Who's a person who's been your imaginary audience?
If you're looking at a person as a stand in for the type of audience you are reaching for it all depends on the story...hell, sometimes depends on the story part.
For my Africander fic, Facing the Heart in Darkness, I admit that I've deliberately targeted
Although
Contrite Spirits was most definitely targeted at
My DarkXander fic is actually targeted at
I could go on and on and on with more examples, but then I'd be here all night.
Is there a particular person or group who is often your imaginary audience, and if so, who are they?
I know this sounds like a cop-out, but see above. It's pretty much the same answer as the first three.
Who's that person who's fb you often or always think about when you write, and against your better judgment and confidence in yourself, feel kinda vindicated when you get?
I'm greedy. No, seriously. I'm lucky to have people who will frequently and often given excellent feedback and concrit and I'm grateful to all of them. I don't feel "vindicated" just because one person in particular pays attention to me. I'm just happy anyone pays attention to me at all.
And I always feel vindicated when someone reads a new part and goes, "Ahhhhhh, so that's where you're going. Now I see what you were doing." Best. Compliment. Ever.
Who's your imagined unaudience? Who have you hoped would never read what you've written? Besides your mom and that skeevy guy you saw once at Wal-Mart who followed you for a full ten minutes and got some of his guano on your shoe, are there sometimes people on lj who you hope might skip on by such and such fic? Ever write something knowing so and so will dislike it, and hope they don't read it and think less of your writing for it?

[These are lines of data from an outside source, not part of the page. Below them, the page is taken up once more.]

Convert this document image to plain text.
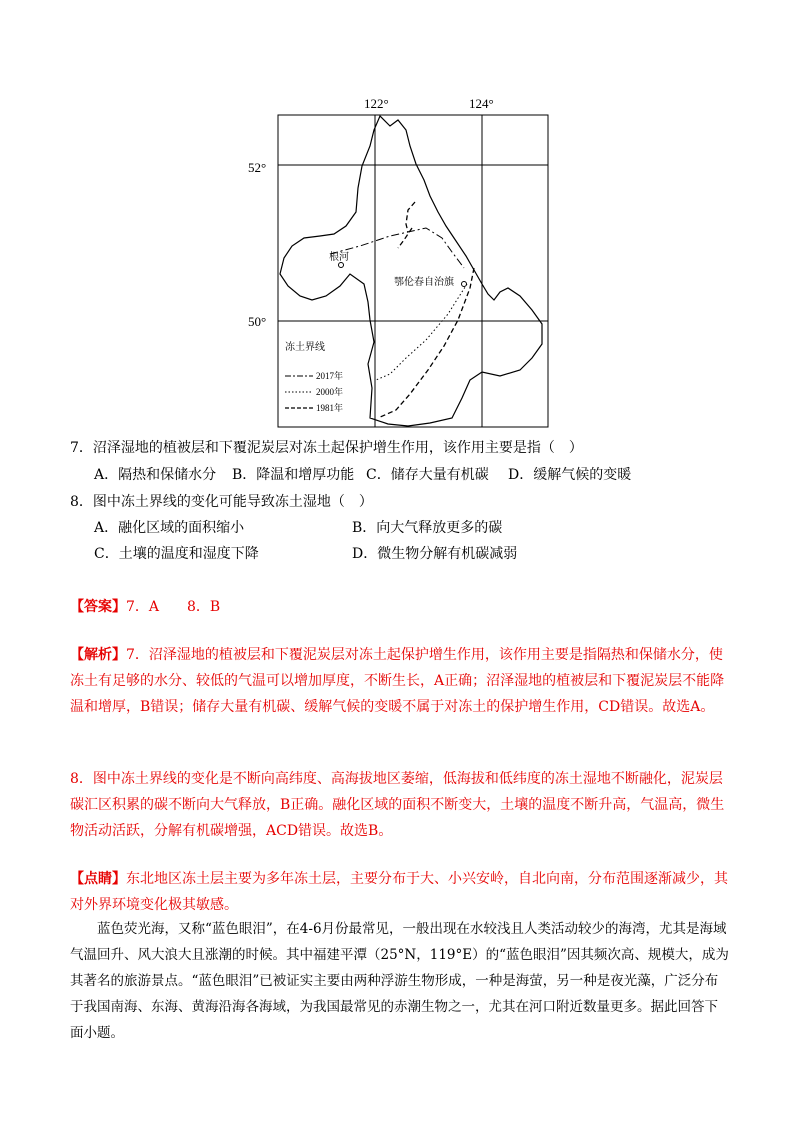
122°	124°
52°
50°
根河
鄂伦春自治旗
冻土界线
2017年
2000年
1981年
7．沼泽湿地的植被层和下覆泥炭层对冻土起保护增生作用，该作用主要是指（　）
A．隔热和保储水分 B．降温和增厚功能 C．储存大量有机碳 D．缓解气候的变暖
8．图中冻土界线的变化可能导致冻土湿地（　）
A．融化区域的面积缩小	B．向大气释放更多的碳
C．土壤的温度和湿度下降	D．微生物分解有机碳减弱
【答案】7．A　　8．B

【解析】7．沼泽湿地的植被层和下覆泥炭层对冻土起保护增生作用，该作用主要是指隔热和保储水分，使冻土有足够的水分、较低的气温可以增加厚度，不断生长，A正确；沼泽湿地的植被层和下覆泥炭层不能降温和增厚，B错误；储存大量有机碳、缓解气候的变暖不属于对冻土的保护增生作用，CD错误。故选A。

8．图中冻土界线的变化是不断向高纬度、高海拔地区萎缩，低海拔和低纬度的冻土湿地不断融化，泥炭层碳汇区积累的碳不断向大气释放，B正确。融化区域的面积不断变大，土壤的温度不断升高，气温高，微生物活动活跃，分解有机碳增强，ACD错误。故选B。

【点睛】东北地区冻土层主要为多年冻土层，主要分布于大、小兴安岭，自北向南，分布范围逐渐减少，其对外界环境变化极其敏感。

蓝色荧光海，又称“蓝色眼泪”，在4-6月份最常见，一般出现在水较浅且人类活动较少的海湾，尤其是海域气温回升、风大浪大且涨潮的时候。其中福建平潭（25°N，119°E）的“蓝色眼泪”因其频次高、规模大，成为其著名的旅游景点。“蓝色眼泪”已被证实主要由两种浮游生物形成，一种是海萤，另一种是夜光藻，广泛分布于我国南海、东海、黄海沿海各海域，为我国最常见的赤潮生物之一，尤其在河口附近数量更多。据此回答下面小题。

I have three imagined unaudiences:
People who think Xander is the greatest thing evah! They think I bash Xander all the time and that I'm not a real Xander fan. This may have something to do with the fact that Xander can be wrong, make stupid mistakes, and be an asshole.
People who think Xander is the worst thing evah! They think I defend Xander too much and should be writing something with "better" (read: more popular) characters. The fact I like Xander and write Xander obviously says something about me as a person. (Which...no.)
Hell, I've been anti-recc'd a couple of times over the Xander issue, both pro and con. I have no idea how I've managed that and I'm afraid to ask.
The third audience: People who are looking for character-bashing fics against any character and are pissed when their hated character and/or ship doesn't get tarred and feathered like they want. Go away. You bother me.
Obviously the above answers are predicated on the fact that most of my public stuff is Buffy fanfic. The answers will change for any original fic that finally escapes my hard drive.